The reason the interpreter displays the one given above is because it is minimal. No subset of it works. In general, there may be more than one minimal solution, so they are presented sequentially, but in an unpredictable order.
The intentional systems can’t do this because they don’t consider R as ranging over all predicates, just over the ones named in the system. So if you haven’t already defined a predicate that does the job, you’re out of luck.
(Incidentally my original proposal didn’t allow this. I thought it was complex and unusual. Boy was I wrong. My successors corrected my mistake.)
As a slightly more interesting example, suppose we have a collection of facts about some musicians, say singer(pam) or drummer(rajiv). We want to put together a band, with the constraint that a band must have a singer, a keyboardist, and either a bass or a drummer. Being a band is a second order predicate, a predicate of predicates.

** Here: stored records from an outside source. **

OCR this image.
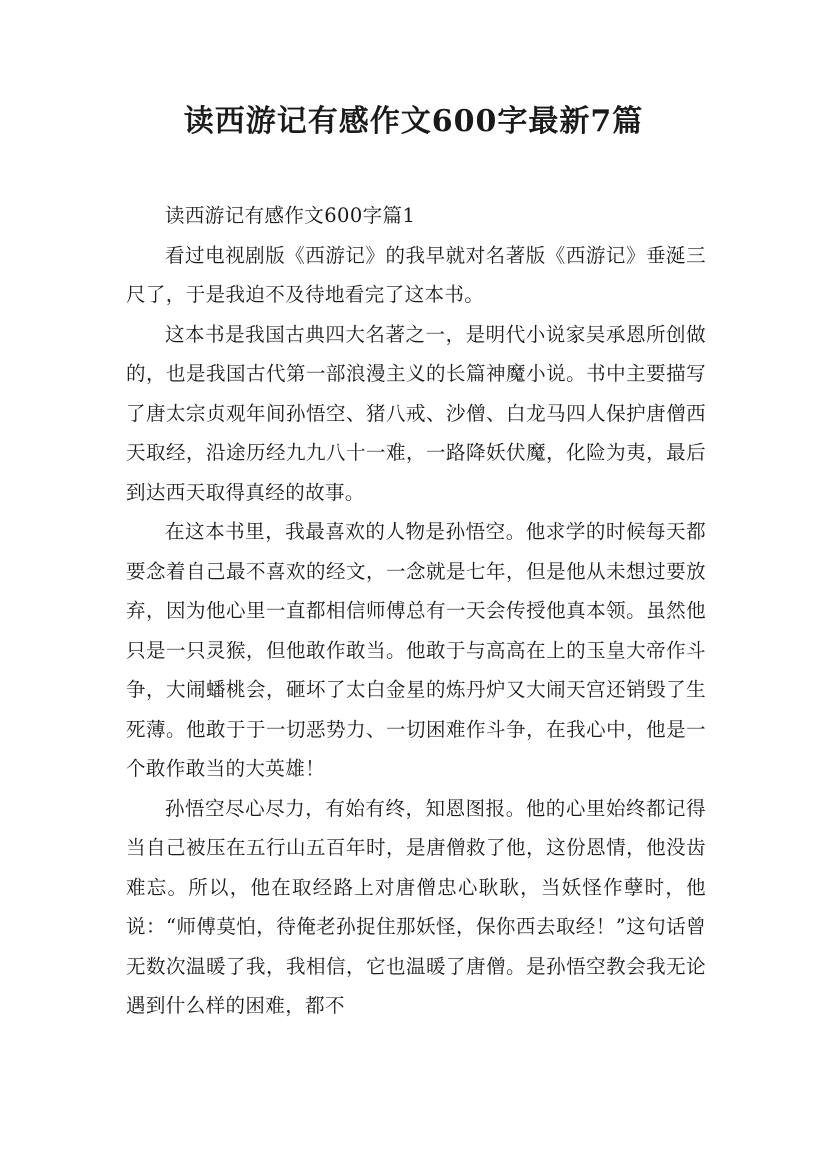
读西游记有感作文600字最新7篇

读西游记有感作文600字篇1

看过电视剧版《西游记》的我早就对名著版《西游记》垂涎三尺了，于是我迫不及待地看完了这本书。

这本书是我国古典四大名著之一，是明代小说家吴承恩所创做的，也是我国古代第一部浪漫主义的长篇神魔小说。书中主要描写了唐太宗贞观年间孙悟空、猪八戒、沙僧、白龙马四人保护唐僧西天取经，沿途历经九九八十一难，一路降妖伏魔，化险为夷，最后到达西天取得真经的故事。

在这本书里，我最喜欢的人物是孙悟空。他求学的时候每天都要念着自己最不喜欢的经文，一念就是七年，但是他从未想过要放弃，因为他心里一直都相信师傅总有一天会传授他真本领。虽然他只是一只灵猴，但他敢作敢当。他敢于与高高在上的玉皇大帝作斗争，大闹蟠桃会，砸坏了太白金星的炼丹炉又大闹天宫还销毁了生死薄。他敢于于一切恶势力、一切困难作斗争，在我心中，他是一个敢作敢当的大英雄！

孙悟空尽心尽力，有始有终，知恩图报。他的心里始终都记得当自己被压在五行山五百年时，是唐僧救了他，这份恩情，他没齿难忘。所以，他在取经路上对唐僧忠心耿耿，当妖怪作孽时，他说：“师傅莫怕，待俺老孙捉住那妖怪，保你西去取经！”这句话曾无数次温暖了我，我相信，它也温暖了唐僧。是孙悟空教会我无论遇到什么样的困难，都不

We can axiomatic it with
band(B) :- B(X), singer(X), B(Y), keyboard(Y), B(Z), rhythm(Z).
rhythm(Z) :- bass(Z).
rhythm(Z) :- drum(Z)
Then if we present the query band(B) the implementation will start producing lasts of band. And not many, because the bands presented will be minimal.
This feature really comes into its own when combined with negation. Instead of a band, think of a development teams. We could have all sorts of complex criteria, say that Keisha and Andre can’t both be on the team, that we need either a Javascript or PHP expert but nor both, that they have a language in common, and so on. The interpreter will produce a list of minimal teams.
(HOPES is available on github. Ironically, the implementation is written in Haskell.)
How about posting a link to the GitHub repo? Thanks!
Wow, logic programming with variables ranging over relations… count me as *very* impressed. Is your restricted variant of higher-order unification decidable? If so, do you have proof (sketch) that the restrictions you impose are the smallest necessary to recover decidability?
With respect to what you say λ-Prolog does, it doesn’t strike me as being *truly higher-order, since relation names can themselves be considered to form a ground sort (or rather infinitely many ground sorts, one for each arity). It’s for more or less the same reason that I consider Haskell’s type inference a first-order affair, even though type variables can be arbitrarily higher-kinded: in actuality, higher-order type variables don’t range over the entire Fω kind, only a λ-abstraction-free subset of it.
Please note that current Prolog systems support higher-order programming by call/N which was first proposed in 1984 by Richard O’Keefe (http://www.complang.tuwien.ac.at/ulrich/iso-prolog/#plstd) join is now defined as: join(P,Q,X,Y) :- call(P,X,Z),call(Q,Z,Y).
Sure Prolog has call and Lisp and Javascript have eval as well – but these are simply and escape-hatch to to allow meta-programming, where you can roll your own higher-order programming paradigms, rather than first-class support of a particular higher-order programming model.